A vítima do Ricardo Carvalho não foi o Paulo Bento. Foi o próprio, foi a profissão, e foi a selecção, ou grupo onde estava inserido. Daí o desajuste entre as motivações pessoais - compreensão que qualquer um alcança, já que não é difícil perceber que abandonou o estágio por se ter sentido atingido pela não utilização e explicação - e a acção que resultou delas. Certo? Ele, Carvalho, não puniu quem achou que lhe faltou ao respeito. Puniu-se a si mesmo, e à selecçaõ. Tal como o Mourinho disse, é um indivíduo possivelmente estúpido. Desajustado.

Queres um exemplo, dou-te um:

Teria sido falta de respeito se o Paulo Banto tivesse como hábito justificar aos jogadores - a todo e a qualquer um - as não-utilizaçãos e, não o tivesse feito com Carvalho. Tal, sim, seria desrespeituoso. Por exemplo. Fácil de perceber.

Isto é,
Achas que é falta de respeito não ter explicado ao R. Carvalho o porquê da não utilização. Mas, falta de respeito poderia ser, eventualmente, explicar a 1 e não explicar aos outros. Essa falta de respeito teria como alvo, então, os outros 10 não utilizados. E nesse caso seriam 10 a abandonar o estágio e tu virias aqui dizer: fizeram bem, porque não está certo explicar a 1 e não explicar a todos. Entendes este exemplo?
Mas não digo que o fosse, repara. Ele poderia ter explicado ao Carvalho e só ao Carvalho.
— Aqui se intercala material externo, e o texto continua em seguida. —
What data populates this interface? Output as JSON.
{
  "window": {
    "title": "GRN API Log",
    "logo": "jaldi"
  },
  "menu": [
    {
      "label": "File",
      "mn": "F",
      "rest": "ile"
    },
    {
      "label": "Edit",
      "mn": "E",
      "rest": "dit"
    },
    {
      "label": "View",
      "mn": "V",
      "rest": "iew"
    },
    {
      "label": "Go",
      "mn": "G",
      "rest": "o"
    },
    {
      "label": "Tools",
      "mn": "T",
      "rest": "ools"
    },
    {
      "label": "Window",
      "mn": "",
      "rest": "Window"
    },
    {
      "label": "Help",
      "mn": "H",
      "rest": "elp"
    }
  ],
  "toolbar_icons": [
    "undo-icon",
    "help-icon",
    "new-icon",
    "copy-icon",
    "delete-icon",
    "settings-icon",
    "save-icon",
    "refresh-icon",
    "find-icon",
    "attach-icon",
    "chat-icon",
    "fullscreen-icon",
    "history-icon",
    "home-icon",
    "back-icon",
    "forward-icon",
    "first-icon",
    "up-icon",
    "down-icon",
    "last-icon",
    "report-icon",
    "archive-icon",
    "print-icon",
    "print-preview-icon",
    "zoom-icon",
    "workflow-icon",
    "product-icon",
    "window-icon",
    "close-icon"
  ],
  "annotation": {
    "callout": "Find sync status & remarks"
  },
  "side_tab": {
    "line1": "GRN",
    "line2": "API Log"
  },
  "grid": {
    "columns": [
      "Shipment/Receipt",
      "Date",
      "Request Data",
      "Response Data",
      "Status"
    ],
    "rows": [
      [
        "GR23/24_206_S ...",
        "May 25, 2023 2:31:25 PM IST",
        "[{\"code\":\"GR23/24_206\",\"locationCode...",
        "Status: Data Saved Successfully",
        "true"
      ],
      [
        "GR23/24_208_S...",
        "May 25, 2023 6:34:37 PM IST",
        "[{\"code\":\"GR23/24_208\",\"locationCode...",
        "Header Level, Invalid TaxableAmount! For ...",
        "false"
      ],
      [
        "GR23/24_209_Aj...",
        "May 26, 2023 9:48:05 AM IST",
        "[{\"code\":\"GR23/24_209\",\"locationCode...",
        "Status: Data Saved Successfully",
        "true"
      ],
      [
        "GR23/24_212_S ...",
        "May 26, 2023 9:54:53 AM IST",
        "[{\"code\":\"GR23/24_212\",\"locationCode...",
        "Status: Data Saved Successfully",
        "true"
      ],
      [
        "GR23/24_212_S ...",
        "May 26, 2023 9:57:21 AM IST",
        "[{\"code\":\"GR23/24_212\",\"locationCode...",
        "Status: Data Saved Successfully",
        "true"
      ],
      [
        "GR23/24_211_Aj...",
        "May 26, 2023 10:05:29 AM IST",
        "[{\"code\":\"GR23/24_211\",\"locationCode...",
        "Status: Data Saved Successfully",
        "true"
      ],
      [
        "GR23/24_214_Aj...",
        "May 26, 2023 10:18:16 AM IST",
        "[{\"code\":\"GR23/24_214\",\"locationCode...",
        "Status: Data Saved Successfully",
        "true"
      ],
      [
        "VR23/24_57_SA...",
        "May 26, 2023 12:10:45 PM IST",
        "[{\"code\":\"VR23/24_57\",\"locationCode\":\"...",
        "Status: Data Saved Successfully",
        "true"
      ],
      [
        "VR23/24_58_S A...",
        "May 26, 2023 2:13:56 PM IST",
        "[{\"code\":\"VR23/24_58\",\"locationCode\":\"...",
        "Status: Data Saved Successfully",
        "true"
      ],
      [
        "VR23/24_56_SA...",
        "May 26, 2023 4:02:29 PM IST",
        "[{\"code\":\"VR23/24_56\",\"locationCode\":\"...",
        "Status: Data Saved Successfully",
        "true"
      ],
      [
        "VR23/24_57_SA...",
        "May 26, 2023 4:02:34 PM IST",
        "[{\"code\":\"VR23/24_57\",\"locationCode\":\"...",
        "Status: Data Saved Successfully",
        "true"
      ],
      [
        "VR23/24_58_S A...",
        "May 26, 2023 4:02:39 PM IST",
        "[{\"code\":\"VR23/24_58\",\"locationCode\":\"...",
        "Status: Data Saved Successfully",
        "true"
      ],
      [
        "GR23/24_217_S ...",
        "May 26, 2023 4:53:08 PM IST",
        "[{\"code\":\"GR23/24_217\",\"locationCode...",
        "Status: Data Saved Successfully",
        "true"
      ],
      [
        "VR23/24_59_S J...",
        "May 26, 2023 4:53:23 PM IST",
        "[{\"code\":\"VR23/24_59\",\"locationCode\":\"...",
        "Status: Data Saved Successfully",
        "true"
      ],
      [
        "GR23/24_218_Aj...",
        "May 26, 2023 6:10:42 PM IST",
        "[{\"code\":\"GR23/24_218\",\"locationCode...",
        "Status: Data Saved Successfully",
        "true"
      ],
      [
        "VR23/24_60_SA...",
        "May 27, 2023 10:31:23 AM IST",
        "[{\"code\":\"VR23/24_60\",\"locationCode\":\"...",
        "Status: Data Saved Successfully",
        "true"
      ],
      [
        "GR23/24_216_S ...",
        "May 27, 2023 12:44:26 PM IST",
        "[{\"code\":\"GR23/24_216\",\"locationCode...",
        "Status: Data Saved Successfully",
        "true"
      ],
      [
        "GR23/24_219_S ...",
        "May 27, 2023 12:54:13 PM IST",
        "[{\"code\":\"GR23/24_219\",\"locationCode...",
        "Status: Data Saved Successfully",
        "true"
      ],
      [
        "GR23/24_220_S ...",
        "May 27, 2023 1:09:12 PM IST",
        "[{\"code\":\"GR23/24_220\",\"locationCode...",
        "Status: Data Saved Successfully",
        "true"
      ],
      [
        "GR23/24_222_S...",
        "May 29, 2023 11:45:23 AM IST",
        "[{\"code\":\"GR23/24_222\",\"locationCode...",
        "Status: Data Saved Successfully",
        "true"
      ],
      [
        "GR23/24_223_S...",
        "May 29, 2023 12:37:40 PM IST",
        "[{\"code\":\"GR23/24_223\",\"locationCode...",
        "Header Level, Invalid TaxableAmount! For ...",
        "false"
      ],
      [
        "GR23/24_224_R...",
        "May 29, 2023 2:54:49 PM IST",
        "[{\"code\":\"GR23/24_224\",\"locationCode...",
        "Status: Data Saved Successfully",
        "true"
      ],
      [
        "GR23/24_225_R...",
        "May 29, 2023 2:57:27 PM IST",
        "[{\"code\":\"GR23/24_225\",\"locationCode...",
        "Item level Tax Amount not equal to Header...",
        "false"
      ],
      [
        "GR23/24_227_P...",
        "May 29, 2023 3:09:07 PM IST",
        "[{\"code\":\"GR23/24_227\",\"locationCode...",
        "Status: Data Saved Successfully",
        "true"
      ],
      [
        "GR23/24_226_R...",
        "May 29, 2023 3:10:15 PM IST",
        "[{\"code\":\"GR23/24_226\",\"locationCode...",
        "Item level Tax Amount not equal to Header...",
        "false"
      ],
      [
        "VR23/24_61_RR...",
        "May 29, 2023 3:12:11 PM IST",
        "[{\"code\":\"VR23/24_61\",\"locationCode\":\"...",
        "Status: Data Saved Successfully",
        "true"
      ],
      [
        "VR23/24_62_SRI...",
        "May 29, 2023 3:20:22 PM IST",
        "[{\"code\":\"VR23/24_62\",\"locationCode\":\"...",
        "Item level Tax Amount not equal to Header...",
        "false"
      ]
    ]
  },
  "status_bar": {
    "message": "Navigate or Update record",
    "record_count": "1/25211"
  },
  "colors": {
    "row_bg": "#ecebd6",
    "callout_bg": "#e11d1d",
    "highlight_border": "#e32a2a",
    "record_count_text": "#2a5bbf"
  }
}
Não significaria falta de respeito aos outros, nem justificaria que 10 atletas abandonassem o estágio.

É simples de perceber, e daí ser descabido falar-se sequer em faltas de respeito.
Não existiu.
Nem a acção é legítima.
As duas coisas Nuno.

Nuno disse...

"Mas mesmo sobre os motivos, só: tenta compreender que o Paulo Bento não faltou ao respeito do Ricardo Carvalho. A missão do Paulo Bento é mesmo aquela, seleccionar, escolher."

Ah, pronto. Estamos conversados. É por isto que não nos entendemos. Tu achas que a missão do Paulo Betno é seleccionar e escolher, como a missão do general é dar ordens. Eu não concordo. E acho que acabou a conversa, pois estamos em desacordo no que é mais básico para nos entendermos.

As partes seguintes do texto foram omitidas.